Background: Adequate antiplatelet therapy in patients with myocardial infarction with ST-elevation (STEMI) is vital in order to avoid ischemic complications. However, especially with the novel potent oral drugs, bleeding is a major concern. We aimed to investigate whether STEMI patients switched to novel ADP receptor inhibitors due to high platelet reactivity (HPR) on clopidogrel have similar outcomes compared to patients with adequate response to clopidogrel.

Methods: A prospective cohort of 175 STEMI patients (mean age 62.3 years) undergoing primary PCI were included in the PASTOR study. Patients were loaded with 600 mg clopidogrel before the index PCI procedure. Bedside VerifyNow P2Y12 platelet function testing was performed the following morning.

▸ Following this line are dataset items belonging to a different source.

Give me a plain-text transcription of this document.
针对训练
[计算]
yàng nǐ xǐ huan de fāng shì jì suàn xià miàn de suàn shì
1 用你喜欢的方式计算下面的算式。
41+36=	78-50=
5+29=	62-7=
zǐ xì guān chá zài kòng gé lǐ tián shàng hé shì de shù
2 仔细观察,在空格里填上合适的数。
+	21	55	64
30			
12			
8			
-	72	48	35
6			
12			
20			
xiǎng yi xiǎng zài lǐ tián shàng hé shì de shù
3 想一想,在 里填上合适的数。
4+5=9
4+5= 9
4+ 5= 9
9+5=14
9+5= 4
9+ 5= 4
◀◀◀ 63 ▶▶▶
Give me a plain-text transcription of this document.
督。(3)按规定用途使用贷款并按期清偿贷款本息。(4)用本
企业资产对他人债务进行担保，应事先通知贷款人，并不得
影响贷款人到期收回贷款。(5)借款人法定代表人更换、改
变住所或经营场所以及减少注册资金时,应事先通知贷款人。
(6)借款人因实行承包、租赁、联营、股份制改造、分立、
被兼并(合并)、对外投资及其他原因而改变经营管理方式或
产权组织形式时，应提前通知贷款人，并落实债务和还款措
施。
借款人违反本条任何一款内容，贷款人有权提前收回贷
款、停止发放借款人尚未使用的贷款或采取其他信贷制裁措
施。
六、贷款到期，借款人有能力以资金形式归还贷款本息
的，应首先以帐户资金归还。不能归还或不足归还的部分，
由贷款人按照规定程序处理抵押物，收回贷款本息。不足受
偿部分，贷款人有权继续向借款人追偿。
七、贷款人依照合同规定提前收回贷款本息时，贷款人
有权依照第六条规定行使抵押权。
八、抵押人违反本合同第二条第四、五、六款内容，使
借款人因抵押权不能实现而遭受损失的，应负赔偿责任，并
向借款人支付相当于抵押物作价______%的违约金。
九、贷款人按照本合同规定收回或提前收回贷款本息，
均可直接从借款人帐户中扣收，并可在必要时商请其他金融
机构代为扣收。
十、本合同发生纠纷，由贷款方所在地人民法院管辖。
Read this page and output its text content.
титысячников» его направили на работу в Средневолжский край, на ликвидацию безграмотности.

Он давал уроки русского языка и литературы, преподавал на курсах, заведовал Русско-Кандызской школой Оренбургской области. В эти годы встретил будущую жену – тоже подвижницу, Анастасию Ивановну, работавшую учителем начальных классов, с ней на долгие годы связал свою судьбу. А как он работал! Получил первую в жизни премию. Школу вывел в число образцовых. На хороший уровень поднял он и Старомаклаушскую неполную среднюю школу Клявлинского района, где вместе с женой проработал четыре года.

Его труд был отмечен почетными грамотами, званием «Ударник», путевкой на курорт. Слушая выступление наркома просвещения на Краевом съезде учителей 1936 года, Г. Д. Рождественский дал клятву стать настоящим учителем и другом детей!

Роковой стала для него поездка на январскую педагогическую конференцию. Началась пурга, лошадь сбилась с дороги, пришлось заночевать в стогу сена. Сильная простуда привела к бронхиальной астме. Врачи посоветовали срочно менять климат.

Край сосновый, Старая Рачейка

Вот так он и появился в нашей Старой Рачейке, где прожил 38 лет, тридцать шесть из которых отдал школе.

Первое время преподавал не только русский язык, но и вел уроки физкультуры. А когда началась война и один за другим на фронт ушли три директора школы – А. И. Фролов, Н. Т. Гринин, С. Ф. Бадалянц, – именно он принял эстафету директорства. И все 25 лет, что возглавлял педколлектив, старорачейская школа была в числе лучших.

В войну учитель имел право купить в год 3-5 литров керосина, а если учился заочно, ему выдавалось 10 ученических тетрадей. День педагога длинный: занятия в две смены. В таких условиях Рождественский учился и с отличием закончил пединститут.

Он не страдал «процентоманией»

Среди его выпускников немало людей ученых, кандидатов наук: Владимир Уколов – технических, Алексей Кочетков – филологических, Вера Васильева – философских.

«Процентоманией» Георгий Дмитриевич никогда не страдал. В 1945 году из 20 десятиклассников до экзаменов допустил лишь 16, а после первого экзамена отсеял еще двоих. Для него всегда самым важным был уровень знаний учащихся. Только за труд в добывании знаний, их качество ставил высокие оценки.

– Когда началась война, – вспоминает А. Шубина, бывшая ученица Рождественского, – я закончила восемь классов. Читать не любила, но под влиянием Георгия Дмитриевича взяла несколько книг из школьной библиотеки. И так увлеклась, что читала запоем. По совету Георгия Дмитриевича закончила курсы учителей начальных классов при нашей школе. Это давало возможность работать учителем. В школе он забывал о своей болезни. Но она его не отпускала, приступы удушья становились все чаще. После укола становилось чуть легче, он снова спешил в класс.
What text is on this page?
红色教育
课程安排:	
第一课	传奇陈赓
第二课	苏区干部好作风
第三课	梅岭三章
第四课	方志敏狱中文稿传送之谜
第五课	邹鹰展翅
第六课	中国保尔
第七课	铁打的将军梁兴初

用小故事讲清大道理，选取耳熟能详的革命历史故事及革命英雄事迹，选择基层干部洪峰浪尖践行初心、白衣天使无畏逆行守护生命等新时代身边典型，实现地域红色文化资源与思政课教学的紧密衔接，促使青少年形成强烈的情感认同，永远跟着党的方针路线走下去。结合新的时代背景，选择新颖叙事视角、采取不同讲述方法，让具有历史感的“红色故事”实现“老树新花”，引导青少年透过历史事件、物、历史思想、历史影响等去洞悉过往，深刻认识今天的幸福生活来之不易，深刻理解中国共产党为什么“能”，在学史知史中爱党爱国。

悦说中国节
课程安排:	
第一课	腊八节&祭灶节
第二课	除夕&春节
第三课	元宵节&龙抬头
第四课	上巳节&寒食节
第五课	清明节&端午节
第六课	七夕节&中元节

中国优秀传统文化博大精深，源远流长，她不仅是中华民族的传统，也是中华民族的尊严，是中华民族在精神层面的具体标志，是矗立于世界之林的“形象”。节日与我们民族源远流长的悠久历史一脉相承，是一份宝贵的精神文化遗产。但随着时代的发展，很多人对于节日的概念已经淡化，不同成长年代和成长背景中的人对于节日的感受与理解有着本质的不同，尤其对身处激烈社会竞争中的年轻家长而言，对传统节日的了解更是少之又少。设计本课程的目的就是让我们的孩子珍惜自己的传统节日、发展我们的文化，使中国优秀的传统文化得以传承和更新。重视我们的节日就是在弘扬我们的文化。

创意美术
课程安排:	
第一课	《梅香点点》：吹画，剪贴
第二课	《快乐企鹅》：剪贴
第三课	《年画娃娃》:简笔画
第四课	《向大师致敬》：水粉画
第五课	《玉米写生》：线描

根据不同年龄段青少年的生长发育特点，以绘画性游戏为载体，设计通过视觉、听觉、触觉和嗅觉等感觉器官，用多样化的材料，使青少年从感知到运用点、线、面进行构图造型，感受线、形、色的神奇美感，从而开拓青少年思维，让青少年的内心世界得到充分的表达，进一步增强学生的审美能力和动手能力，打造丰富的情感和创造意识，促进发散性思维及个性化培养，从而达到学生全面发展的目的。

Results: 46 patients (26.3%) were found to have HPR on clopidogrel (PRU>235) and were switched to novel ADP receptor antagonists. The remaining 129 patients were treated with clopidogrel. The mean duration of dual antiplatelet therapy (DAPT) was 6.7 months. Duration of entire follow-up of patients was approximately 2 years. Major adverse cardiac events (MACE) while patients were on DAPT occurred in 7.0% in the clopidogrel group compared to 8.7% in the novel ADP receptor antagonist group (p=0.70). No differences were observed between groups off-DAPT either.

Conclusions: Following primary PCI for STEMI, patients with adequate response to clopidogrel show similar outcomes compared to patients switched to novel ADP receptor antagonists due to HPR on clopidogrel. Platelet reactivity testing can be used to guide the choice of antiplatelet therapy in patients with STEMI treated by primary PCI.